About the only time I go to the foredeck is to anchor or rig a whisker pole, which “lives” on the mast. The lifting line leads to a swivel block on a bale high on the mast above the spreaders and extends to the outboard end of the pole. When dropped, a stopper knot halts the pole at the proper level.
Even with a self-steering rig to guide the boat on a broad reach, I don’t have a lot of time to set the pole for downwind sailing before I must run back and tend the tiller. After unhooking the mast end of the pole, I grab the lazy sheet and snap it into the outboard jaw. I have two knots tied into the ends of both jib sheets at the clew of the jib so that if I miss snaring one space I have another to snag, which prevents the pole from strolling along the sheet.
Port and starboard pole downhauls are snap-shackled to the lifelines forward of the shrouds, from which they can be removed and snapped to a bale through-bolted in the center of the pole. The lines lead aft to vertical clam cleats just behind the jib sheet winches and from there can be adjusted to keep the whisker pole level.
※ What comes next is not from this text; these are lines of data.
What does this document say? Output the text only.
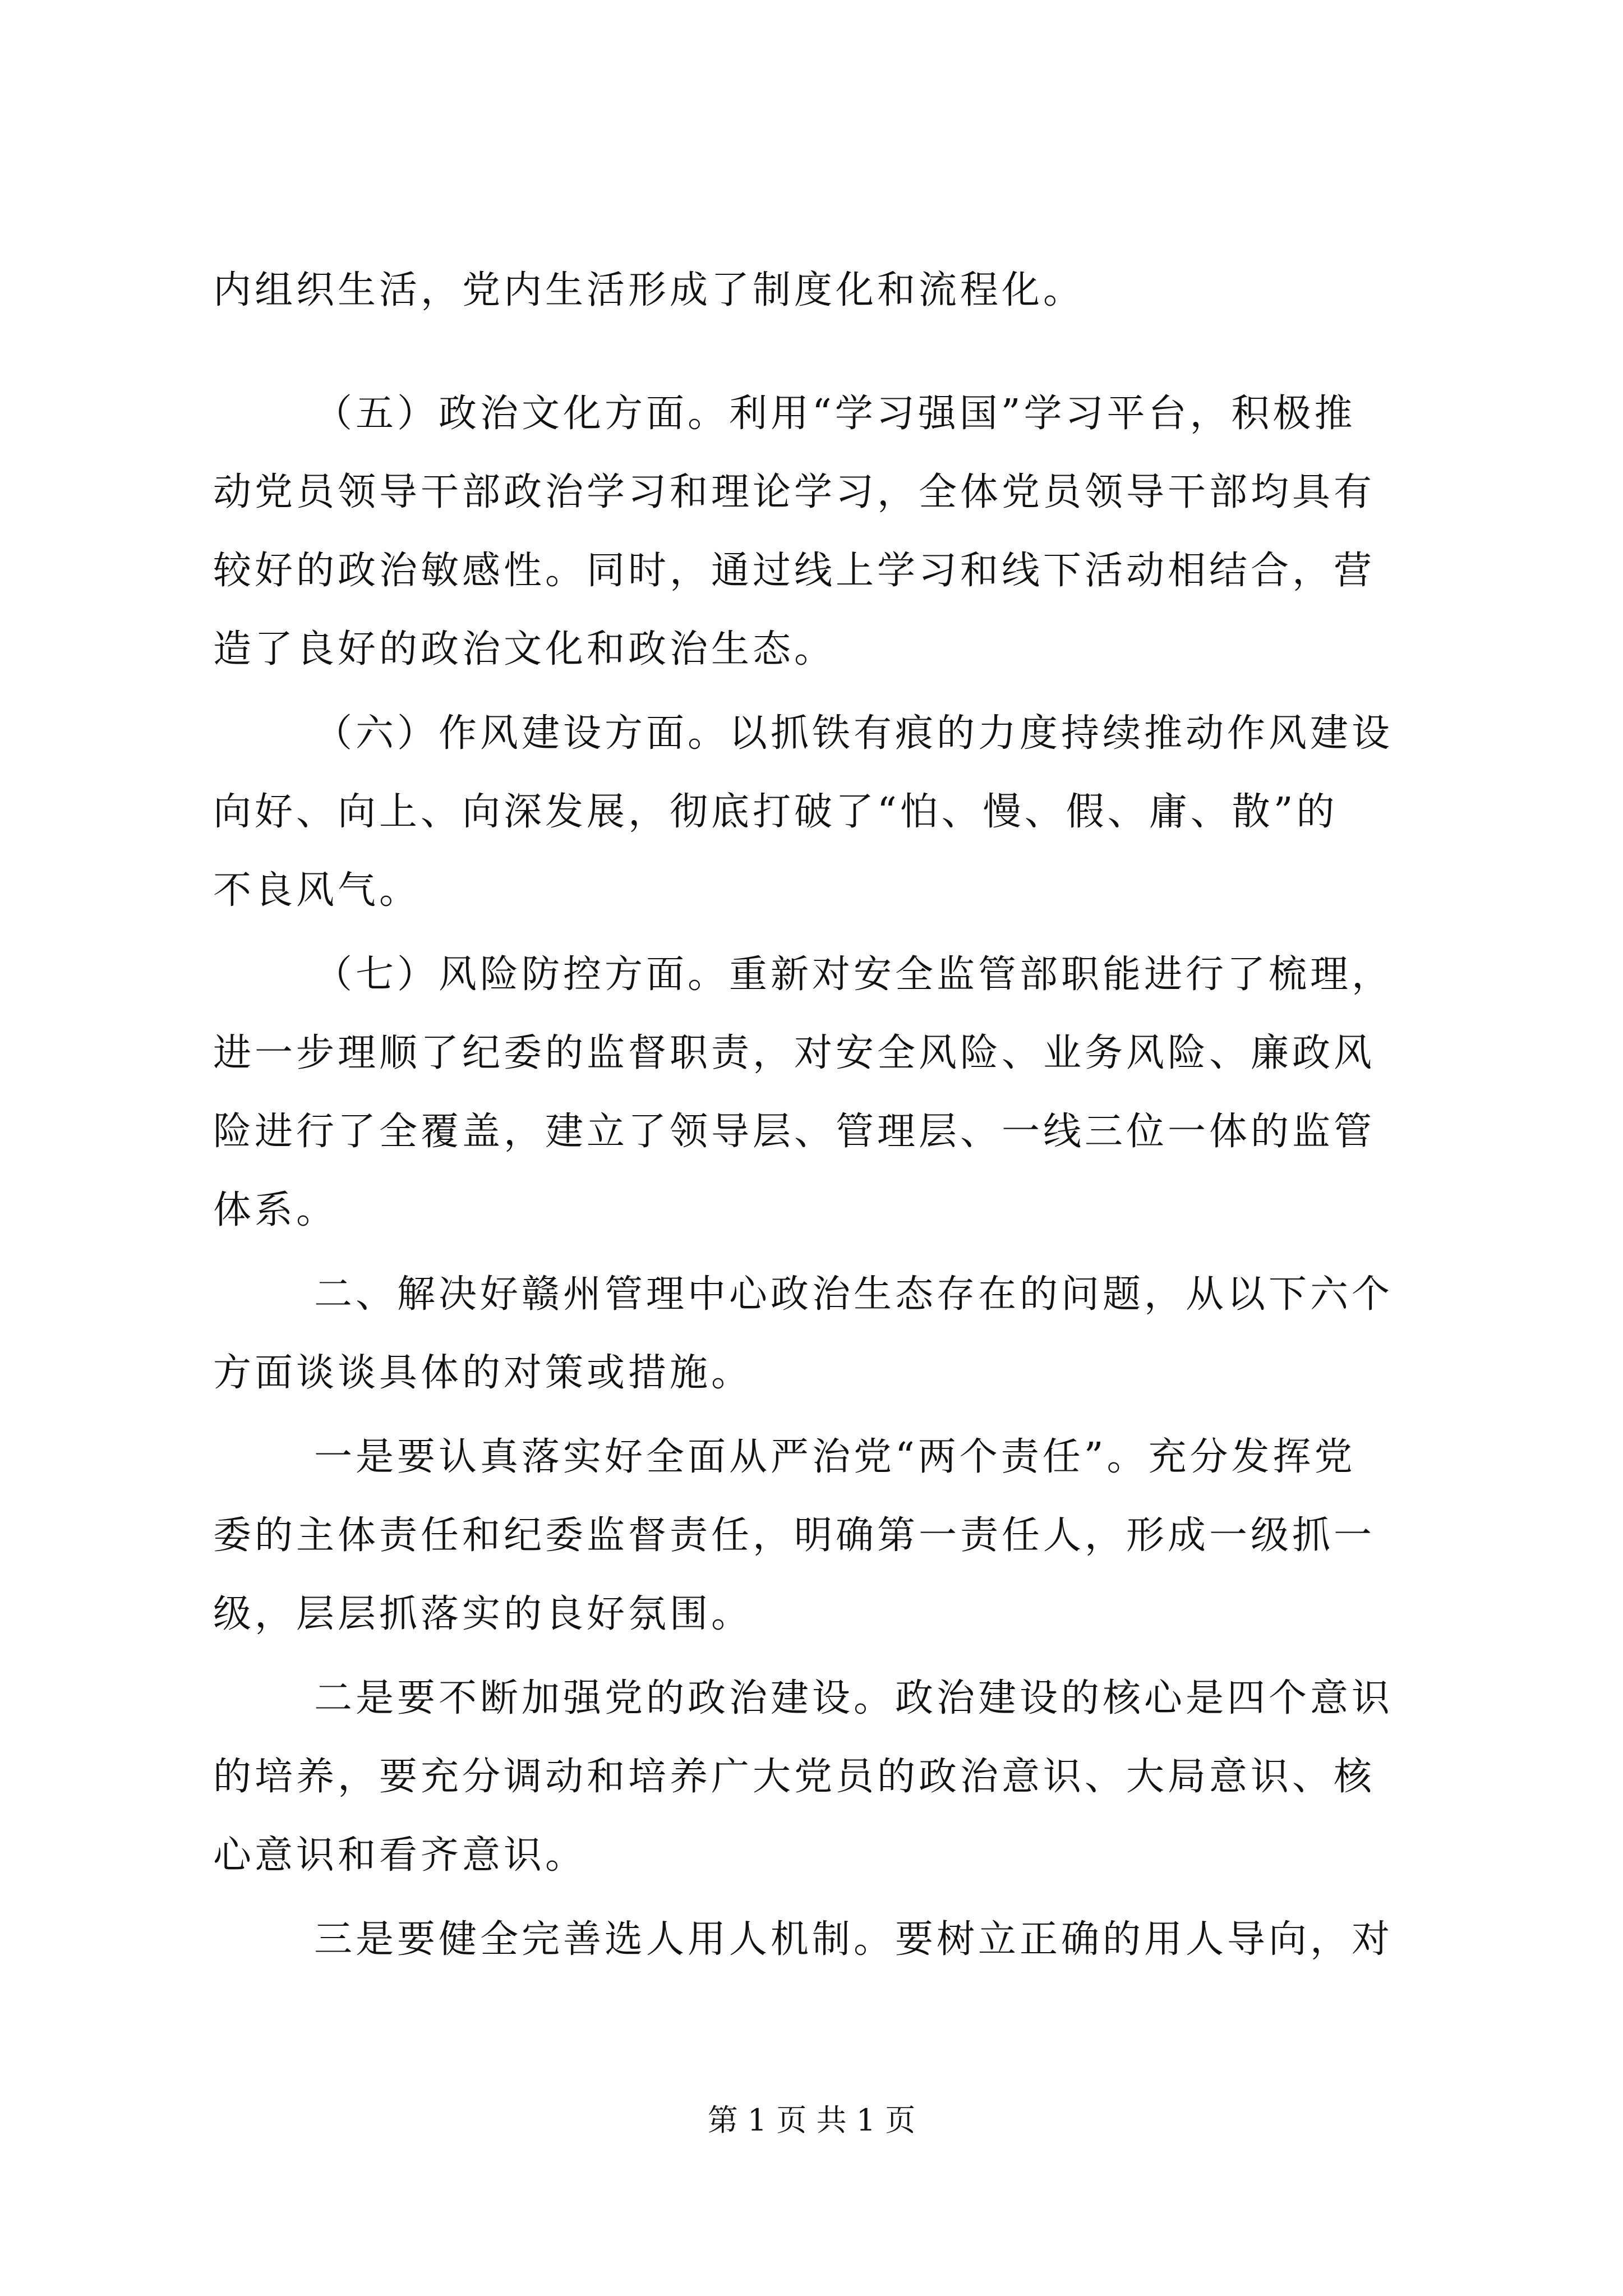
内组织生活，党内生活形成了制度化和流程化。
（五）政治文化方面。利用“学习强国”学习平台，积极推
动党员领导干部政治学习和理论学习，全体党员领导干部均具有
较好的政治敏感性。同时，通过线上学习和线下活动相结合，营
造了良好的政治文化和政治生态。
（六）作风建设方面。以抓铁有痕的力度持续推动作风建设
向好、向上、向深发展，彻底打破了“怕、慢、假、庸、散”的
不良风气。
（七）风险防控方面。重新对安全监管部职能进行了梳理，
进一步理顺了纪委的监督职责，对安全风险、业务风险、廉政风
险进行了全覆盖，建立了领导层、管理层、一线三位一体的监管
体系。
二、解决好赣州管理中心政治生态存在的问题，从以下六个
方面谈谈具体的对策或措施。
一是要认真落实好全面从严治党“两个责任”。充分发挥党
委的主体责任和纪委监督责任，明确第一责任人，形成一级抓一
级，层层抓落实的良好氛围。
二是要不断加强党的政治建设。政治建设的核心是四个意识
的培养，要充分调动和培养广大党员的政治意识、大局意识、核
心意识和看齐意识。
三是要健全完善选人用人机制。要树立正确的用人导向，对
第 1 页 共 1 页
A Danforth anchor is secured to the inner port shroud with shock cord for quick removal to a shackle at the end of the chain-and-rope rode, which leads through the hawse pipe and into the rope locker.
The self-steering tiller is a rather simple arrangement, but this spring I may install an autopilot that will follow a compass course rather than trying to follow the changing commands of the wind. Incidentally, a wooden tiller extension lives under the tiller. When extended, it’s held in place by an eye bolt dropped through matching holes in the tiller and the extension.
In foul weather I can motorsail or just motor from a protected perch in the companionway with the lower part of my body hanging out in the dry cabin. I can also stow a removable, folding cabin step and stand on the sole with the main hatch pulled back, leaving only my head exposed to the spray.
Rather than spending a lot of money on a complicated mainsheet traveler system, I rigged a line with a snap shackle at one end that snaps to the mainsheet cam fiddle. A pair of vertical clam cleats centered below the mainsheet track secures the line to position the fiddle. Other safety features include a VHF radio, whistle, horn, flares, life jacket, harness and possibly jacklines.
On the remote chance that I fall off the boat, I installed on the transom a telescoping ladder that dips into the water. A large handle in the center of the lazarette hatch provides a lift back aboard. Once I lost my balance on the foredeck because of a large powerboat wake that tossed me over the side. Rather than expend energy swimming furiously to the boat, I dog-paddled and waited for it to head up into the wind, stop and wait for me. I lost my sunglasses and a favorite hat in that mishap, which took place at the mouth of the Severn River off Greenbury Point, where an old friend drowned after falling off his sailboat more than 30 years ago.
Thankfully, it was not an omen, and it was the last time I fell off a boat.
Jack Sherwood is writer at large for Soundings.